82.—(1) Where, under Articles 59(3) and 65, publication by the registrar in the Gazette of the events described in those Articles is required by regulation 71(1)—
(a)in the case of Article 59(3), the amendments to the statutes shall be delivered to the registrar by the SE accompanied by Form SE82(1)(a) in Schedule 1 within 14 days of the adoption of those amendments; and
(b)in the case of Article 65, notice of the relevant event set out in Form SE82(1)(b) in Schedule 1 shall be delivered to the registrar by the SE within 14 days of the occurrence of the event.
(2) If default is made in complying with paragraph (1)(a) or (b) the SE is liable on summary conviction to a fine not exceeding level 3 on the standard scale.
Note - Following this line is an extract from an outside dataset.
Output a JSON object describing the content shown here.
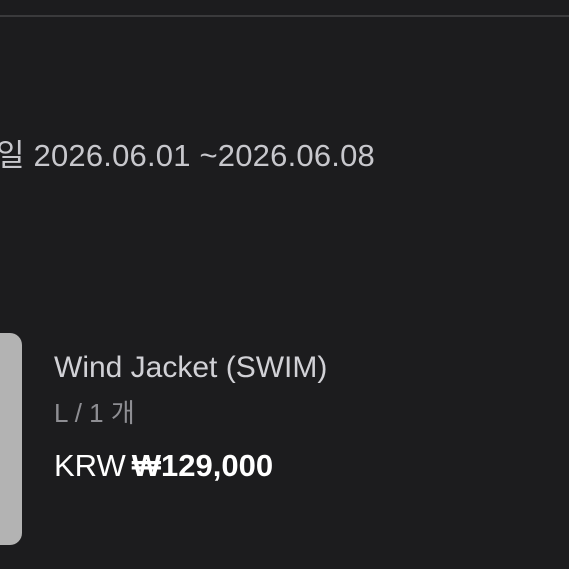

83.—(1) Where an SE transfers its registered office to Great Britain under Article 8—
(a)its first accounting reference period, for the purposes of [F3section 391 of the Companies Act 2006], is the period of twelve months beginning with its last balance sheet date before the registration of the transfer and the date on which that period ends is its accounting reference date for those purposes; and
(b)its first financial year for the purposes of [F4section 390 of the Companies Act 2006] begins with the first day of its first accounting reference period and ends with the last day of that period or such other date, not more than seven days before or after the end of that period as the SE may determine.
(2) For purposes of this regulation “the last balance sheet date” is the date as at which the balance sheet of the transferring SE was required to be drawn up under the provisions of the law of the Member State in which it had its registered office, where the balance sheet was the last one required to be drawn up before the registration of the transfer in Great Britain.
(3) Where the transferring SE has not been required to draw up a balance sheet under the provisions of the law of the Member State where it had its registered office, or, if different, of the Member State where it was first registered, before the registration of the transfer in Great Britain, its accounting reference date for the purposes of [F5section 391 of the Companies Act 2006] is the last day of the month in which the anniversary of its registration on formation falls and its first accounting reference period is the period beginning with its date of registration on formation and ending with its accounting reference date; and paragraph (1)(b) above applies in respect of its first financial year accordingly.
Textual Amendments
F3Words in reg. 83(1)(a) substituted (6.4.2008) by The Companies Act 2006 (Consequential Amendments etc) Order 2008 (S.I. 2008/948), art. 2(2), Sch. 1 para. 235(6)(a) (with arts. 6, 11, 12)
F4Words in reg. 83(1)(b) substituted (6.4.2008) by The Companies Act 2006 (Consequential Amendments etc) Order 2008 (S.I. 2008/948), art. 2(2), Sch. 1 para. 235(6)(b) (with arts. 6, 11, 12)
F5Words in reg. 83(3) substituted (6.4.2008) by The Companies Act 2006 (Consequential Amendments etc) Order 2008 (S.I. 2008/948), art. 2(2), Sch. 1 para. 235(6)(a) (with arts. 6, 11, 12)
84. Where:
(a)an SE fails to comply with Article 11(1); or
(b)any person fails to comply with Article 11(2)
the SE or that person is liable on summary conviction to a fine not exceeding level 3 on the standard scale.